Saturday, September 14, 2013

Remind Me Never To Use The Restroom At Sears

My Grandmother Washes Her Feet in the Sink of the Bathroom at Sears

My grandmother puts her feet in the sink
        of the bathroom at Sears
to wash them in the ritual washing for prayer,

Yeah, I hear you - "Maggie, what the ...."

Well folks this is the poem that the principal of Concord-Carlisle decided would be an appropriate for a school wide reading on.........September 11, 2013.  Yeah, that Concord.

Did I mention that the kid that was supposed to recite the Pledge of Allegiance wasn't available, so they skipped it?

Oh and also, the representative of the school committee is "disappointed" that people thought that poem was inappropriate.

What's above is just the opening.  Want another sample?

And if you Americans knew anything
about civilization and cleanliness,
you'd make wider washbins, anyway
My grandmother knows one culture—the right one,



SCOTTtheBADGER said...

Now, now, let us be open minded about the religion of blowing Kaffirs to pieces.

Anonymous said...

The quote at the end was outta context a little there. Kahf writes that whole paragraph as if her grandmother is talking. It's more of a stingy old lady who's cranky that people think they know how to be cleaner than her.

In the end the Sears customers that end up coming into the bathroom are cranky too. And the only one who isn't cranky, is the narrator of the story, who sees both sides and respects both sides. And in the end she's the one to solve all their issues, by showing them the door back into Sears, where they were all shopping to begin with. So in the poem, these Sears shoppers have a disagreement, but they are forced to live along with each other.
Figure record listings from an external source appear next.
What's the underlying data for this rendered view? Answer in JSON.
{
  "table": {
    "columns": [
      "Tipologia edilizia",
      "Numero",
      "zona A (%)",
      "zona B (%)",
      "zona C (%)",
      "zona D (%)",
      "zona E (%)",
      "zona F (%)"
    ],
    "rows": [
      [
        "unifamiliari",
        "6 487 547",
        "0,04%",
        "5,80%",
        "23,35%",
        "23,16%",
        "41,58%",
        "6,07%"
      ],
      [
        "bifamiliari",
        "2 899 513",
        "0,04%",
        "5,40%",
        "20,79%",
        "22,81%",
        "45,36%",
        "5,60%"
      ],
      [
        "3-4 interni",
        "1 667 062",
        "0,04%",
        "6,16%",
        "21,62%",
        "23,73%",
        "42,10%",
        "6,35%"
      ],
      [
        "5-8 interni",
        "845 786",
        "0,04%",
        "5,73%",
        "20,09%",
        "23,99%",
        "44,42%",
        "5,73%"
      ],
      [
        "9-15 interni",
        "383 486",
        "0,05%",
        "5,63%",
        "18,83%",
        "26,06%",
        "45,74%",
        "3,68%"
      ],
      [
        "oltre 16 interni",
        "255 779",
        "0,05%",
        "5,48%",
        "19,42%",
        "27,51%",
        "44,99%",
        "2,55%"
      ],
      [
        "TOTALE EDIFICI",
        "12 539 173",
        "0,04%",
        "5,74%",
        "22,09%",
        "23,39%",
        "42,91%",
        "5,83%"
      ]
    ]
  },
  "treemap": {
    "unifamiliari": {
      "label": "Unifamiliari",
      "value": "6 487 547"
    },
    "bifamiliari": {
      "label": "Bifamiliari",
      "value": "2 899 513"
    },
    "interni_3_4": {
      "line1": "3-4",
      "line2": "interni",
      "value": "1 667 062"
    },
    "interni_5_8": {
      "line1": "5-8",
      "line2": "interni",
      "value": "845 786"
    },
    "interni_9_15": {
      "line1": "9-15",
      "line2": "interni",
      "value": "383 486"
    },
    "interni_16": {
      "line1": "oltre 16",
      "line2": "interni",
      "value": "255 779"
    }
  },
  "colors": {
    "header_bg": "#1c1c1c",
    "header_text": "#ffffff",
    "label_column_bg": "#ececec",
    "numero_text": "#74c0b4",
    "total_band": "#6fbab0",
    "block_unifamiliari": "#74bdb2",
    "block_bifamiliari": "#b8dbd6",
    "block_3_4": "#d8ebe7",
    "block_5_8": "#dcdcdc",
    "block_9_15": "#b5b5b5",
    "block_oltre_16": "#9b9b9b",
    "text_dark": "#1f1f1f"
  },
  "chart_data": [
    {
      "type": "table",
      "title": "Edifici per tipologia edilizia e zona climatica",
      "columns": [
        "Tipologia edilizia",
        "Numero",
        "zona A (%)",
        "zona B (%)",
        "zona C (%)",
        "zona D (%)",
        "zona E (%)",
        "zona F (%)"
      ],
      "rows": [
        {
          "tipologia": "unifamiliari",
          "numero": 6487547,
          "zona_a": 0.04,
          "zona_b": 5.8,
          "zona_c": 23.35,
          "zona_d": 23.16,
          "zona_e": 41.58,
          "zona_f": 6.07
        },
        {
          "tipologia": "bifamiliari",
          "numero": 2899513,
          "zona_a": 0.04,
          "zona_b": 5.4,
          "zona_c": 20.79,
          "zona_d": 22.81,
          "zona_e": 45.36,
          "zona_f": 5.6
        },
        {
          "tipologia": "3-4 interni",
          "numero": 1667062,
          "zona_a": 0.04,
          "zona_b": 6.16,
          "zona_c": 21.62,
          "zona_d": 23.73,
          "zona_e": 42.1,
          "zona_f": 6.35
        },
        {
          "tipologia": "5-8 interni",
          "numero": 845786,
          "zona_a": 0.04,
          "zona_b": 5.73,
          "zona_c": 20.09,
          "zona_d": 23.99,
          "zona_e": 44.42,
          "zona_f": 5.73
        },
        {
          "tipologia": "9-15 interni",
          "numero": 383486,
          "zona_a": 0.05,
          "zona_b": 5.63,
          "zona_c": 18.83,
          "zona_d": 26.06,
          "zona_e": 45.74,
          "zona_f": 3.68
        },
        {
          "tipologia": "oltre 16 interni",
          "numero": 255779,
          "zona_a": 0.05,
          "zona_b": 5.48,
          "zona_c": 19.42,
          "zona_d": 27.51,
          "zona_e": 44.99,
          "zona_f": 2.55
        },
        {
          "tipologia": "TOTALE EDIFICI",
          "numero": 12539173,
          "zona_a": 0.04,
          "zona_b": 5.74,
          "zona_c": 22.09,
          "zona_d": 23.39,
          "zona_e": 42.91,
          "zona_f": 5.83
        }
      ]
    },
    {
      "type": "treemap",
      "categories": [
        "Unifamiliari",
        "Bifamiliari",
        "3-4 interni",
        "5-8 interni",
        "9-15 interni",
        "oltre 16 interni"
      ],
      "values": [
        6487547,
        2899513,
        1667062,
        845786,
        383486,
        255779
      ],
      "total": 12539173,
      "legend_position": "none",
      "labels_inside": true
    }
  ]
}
I guess that's bad? I don't know, think what you want. But it wasn't about hating on America, as much as it was about hating on America, hating on other countries, and the tensions between Arab and American words post-9/11. It's a whole different poem, than the one you described on your blog. Which I love, I adore your blog, but not this post.

BostonMaggie said...

It was not appropriate for the day's ceremonies. If you want to read it in DC during Islam Appreciation Month aka October, knock yourself out.